As described by the Financial Accounting Standards Board, in a Model Supplier Financing Program, “(1) the purchaser enters into an agreement with a financing provider or intermediary to establish the program, (2) purchases goods and services from suppliers with a promise of payment against a future date, and (3) notifies the financier or the intermediary with supplier invoices that he has confirmed to be valid. Suppliers may then request early payment from the financier or intermediary for those confirmed invoices.” The Financial Accounting Standards Board later also notes that “early payment transactions between the supplier and the financier or intermediary are subject to an agreement between those parties that the buyer understands will arise but are not involved in, and is not a legal party to, the negotiation.” The Financial Accounting Standards Board (FASB) has determined that, while not conclusive, “a buyer’s obligation to pay certain invoices to a third-party intermediary would be an indication that a supplier financing program might be established.”
The Financial Accounting Standards Board notes that investors and analysts want more transparency around supplier financing programs so they can “better understand the potential risks of longer payment terms with suppliers and sources of working capital.” The proposal would require disclosure of qualitative and quantitative information about the Program in the notes to the financial statements which would be “sufficient to allow the user to understand the nature and activity during the period, changes from period to period, and the potential size of the Program.” Qualitatively, the purchaser would need to disclose the key terms of the program and a description of where to offer This amount is on the balance sheet. Quantitatively, the buyer will be required to disclose the amount of the obligation that the buyer has confirmed to be true and remains due and not paid by the buyer as of the end of the period, along with changes during the period. More specifically, disclosures will include an “extension” of those liabilities that show the amount of the liability owed at the beginning of the reporting period, the amount added to the program during the reporting period, the amount settled during the reporting period, and the amount of those liabilities outstanding at the end of the reporting period by the report. To improve the comparability of financial information, the Financial Accounting Standards Board has determined that, in initial application, the proposed adjustments should be applied retrospectively to each period in which the balance sheet is presented. If a company has multiple programs, it will be allowed to aggregate disclosures, as long as the grouping does not obscure useful information about programs with substantially different characteristics. Collectively, the Financial Accounting Standards Board believes that these disclosures should “provide investors and analysts with information relevant to their analyzes of working capital, liquidity, and cash flows.”

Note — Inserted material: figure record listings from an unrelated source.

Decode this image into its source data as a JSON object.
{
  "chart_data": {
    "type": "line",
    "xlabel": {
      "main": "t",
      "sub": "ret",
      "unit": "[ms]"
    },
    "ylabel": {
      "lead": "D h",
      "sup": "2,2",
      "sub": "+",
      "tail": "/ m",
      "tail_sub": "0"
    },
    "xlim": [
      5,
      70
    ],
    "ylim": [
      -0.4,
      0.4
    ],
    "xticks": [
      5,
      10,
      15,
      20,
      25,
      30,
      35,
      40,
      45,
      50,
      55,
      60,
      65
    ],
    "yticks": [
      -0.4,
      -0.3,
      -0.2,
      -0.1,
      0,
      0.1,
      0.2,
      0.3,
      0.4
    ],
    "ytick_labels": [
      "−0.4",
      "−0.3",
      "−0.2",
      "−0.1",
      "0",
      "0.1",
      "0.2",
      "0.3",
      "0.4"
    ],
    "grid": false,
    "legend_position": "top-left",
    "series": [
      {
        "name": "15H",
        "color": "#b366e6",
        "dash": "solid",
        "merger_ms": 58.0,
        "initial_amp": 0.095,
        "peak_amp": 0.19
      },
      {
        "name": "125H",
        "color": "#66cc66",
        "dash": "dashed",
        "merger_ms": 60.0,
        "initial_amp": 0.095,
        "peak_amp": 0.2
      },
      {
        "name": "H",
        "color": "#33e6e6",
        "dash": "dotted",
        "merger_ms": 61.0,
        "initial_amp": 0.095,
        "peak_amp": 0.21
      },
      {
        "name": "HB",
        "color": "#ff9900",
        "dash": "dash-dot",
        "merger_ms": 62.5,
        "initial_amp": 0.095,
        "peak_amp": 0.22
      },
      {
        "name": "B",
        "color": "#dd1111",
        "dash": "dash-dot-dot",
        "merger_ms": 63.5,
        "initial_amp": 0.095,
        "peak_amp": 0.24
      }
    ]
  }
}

The Financial Accounting Standards Board, with three opponents, decided not to request information about the amount due and confirmed in interim periods. However, the proposed ASU asks whether, in addition to annual periods, the company should be “required to disclose the certain amount owed and roll those liabilities in each interim reporting period,” or only for interim reporting periods when there is a significant event or transaction Related to programs that have a material impact on the company. Additionally, the Financial Accounting Standards Board said that because it did not find widespread diversity in practice, it “considered but decided not to address the cash flow statement presentation for changes in obligations covered by supplier financing programs.”